Now, Flagg is ready to make those kinds of plays, those kinds of sacrifices for the Hurricanes.

He may not have grown up in South Florida like many of his new teammates, but he knows the expectations that come with playing linebacker at Miami, a program that has produced the likes of Ray Lewis, Jonathan Vilma, Jon Beason, Dan Morgan, Micheal Barrow, D.J. Williams, Jessie Armstead and others.

“It’s just a huge honor to even be offered [a scholarship] by the University of Miami. It’s a huge blessing,” Flagg said. “When [Assistant Director of Recruiting DeMarcus Van Dyke] told me that Ray Lewis and all those guys stayed in the Mahoney [Residential College], I was just like, ‘Wow.’ You look at all the great guys that have played here, Shaq, and Jonathan Vilma and Jon Beason. It’s just a great honor to be able to say you have an offer from the University of Miami. Now I can say that I play for the University of Miami and that’s crazy. It’s amazing.”

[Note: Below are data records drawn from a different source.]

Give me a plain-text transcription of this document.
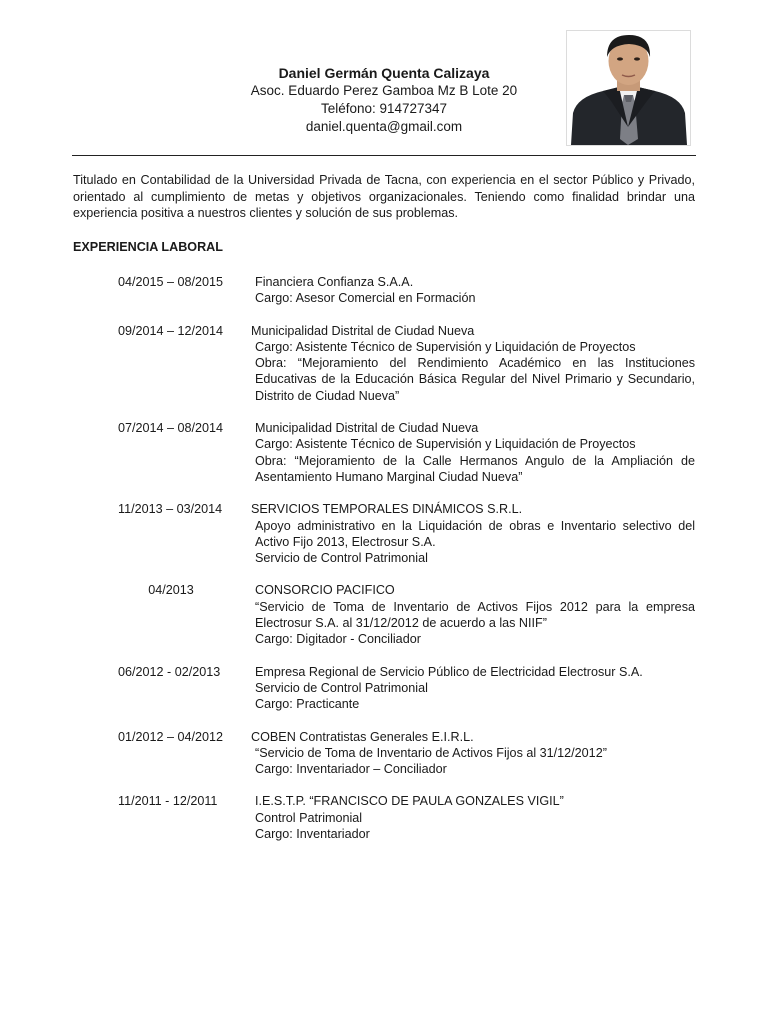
Daniel Germán Quenta Calizaya
Asoc. Eduardo Perez Gamboa Mz B Lote 20
Teléfono: 914727347
daniel.quenta@gmail.com
Titulado en Contabilidad de la Universidad Privada de Tacna, con experiencia en el sector Público y Privado, orientado al cumplimiento de metas y objetivos organizacionales. Teniendo como finalidad brindar una experiencia positiva a nuestros clientes y solución de sus problemas.
EXPERIENCIA LABORAL
04/2015 – 08/2015	Financiera Confianza S.A.A.

Cargo: Asesor Comercial en Formación

09/2014 – 12/2014	Municipalidad Distrital de Ciudad Nueva

Cargo: Asistente Técnico de Supervisión y Liquidación de Proyectos

Obra: “Mejoramiento del Rendimiento Académico en las Instituciones Educativas de la Educación Básica Regular del Nivel Primario y Secundario, Distrito de Ciudad Nueva”

07/2014 – 08/2014	Municipalidad Distrital de Ciudad Nueva

Cargo: Asistente Técnico de Supervisión y Liquidación de Proyectos

Obra: “Mejoramiento de la Calle Hermanos Angulo de la Ampliación de Asentamiento Humano Marginal Ciudad Nueva”

11/2013 – 03/2014	SERVICIOS TEMPORALES DINÁMICOS S.R.L.

Apoyo administrativo en la Liquidación de obras e Inventario selectivo del Activo Fijo 2013, Electrosur S.A.

Servicio de Control Patrimonial

04/2013	CONSORCIO PACIFICO

“Servicio de Toma de Inventario de Activos Fijos 2012 para la empresa Electrosur S.A. al 31/12/2012 de acuerdo a las NIIF”

Cargo: Digitador - Conciliador

06/2012 - 02/2013	Empresa Regional de Servicio Público de Electricidad Electrosur S.A.

Servicio de Control Patrimonial

Cargo: Practicante

01/2012 – 04/2012	COBEN Contratistas Generales E.I.R.L.

“Servicio de Toma de Inventario de Activos Fijos al 31/12/2012”

Cargo: Inventariador – Conciliador

11/2011 - 12/2011	I.E.S.T.P. “FRANCISCO DE PAULA GONZALES VIGIL”

Control Patrimonial

Cargo: Inventariador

Though his budding Hurricanes career is just getting started, Flagg has already had the opportunity to get feedback from one of those Hurricanes linebacking greats after a recent chat with Jonathan Vilma.

It’s a conversation Flagg says he’ll carry with him this season and beyond.

“I actually talked to Jonathan Vilma two days ago and he was telling us to hold each other accountable, to hold our teammates accountable,” Flagg said. “We can’t always be buddy-buddy all the time. We have to hold each other accountable and get on each other sometimes. That was the biggest thing. And then he gave me pointers about being on the field, and pointers off the field. … going to class on time, studying, spending time with the playbook, things like that. He gave me some good pointers. It was huge for me because, that’s not just Jon Vilma. It’s Jon Vilma who played my position. … it was very big for me.”

Now, with the Hurricanes making their way through training camp and a few practices under his belt, Flagg says it’s time for him to show his teammates what he can do and time to make his parents and siblings proud.

He acknowledges it’s been tough being away from his tight-knit family in recent weeks, but he says he his parents – Corey Sr. and Shaketha – along with his older sister, Kyaira and his younger brother Caleb are all in his corner, even from nearly 2,000 miles away back home.

“It’s a big deal. I always think about them when I’m doing anything,” Flagg said. “I picture them lined up right next to me, my mom, my dad, my brother, my sister. That’s how I carry myself around, everywhere I go and it’s brought me this far. I’m excited to see where it takes me next.”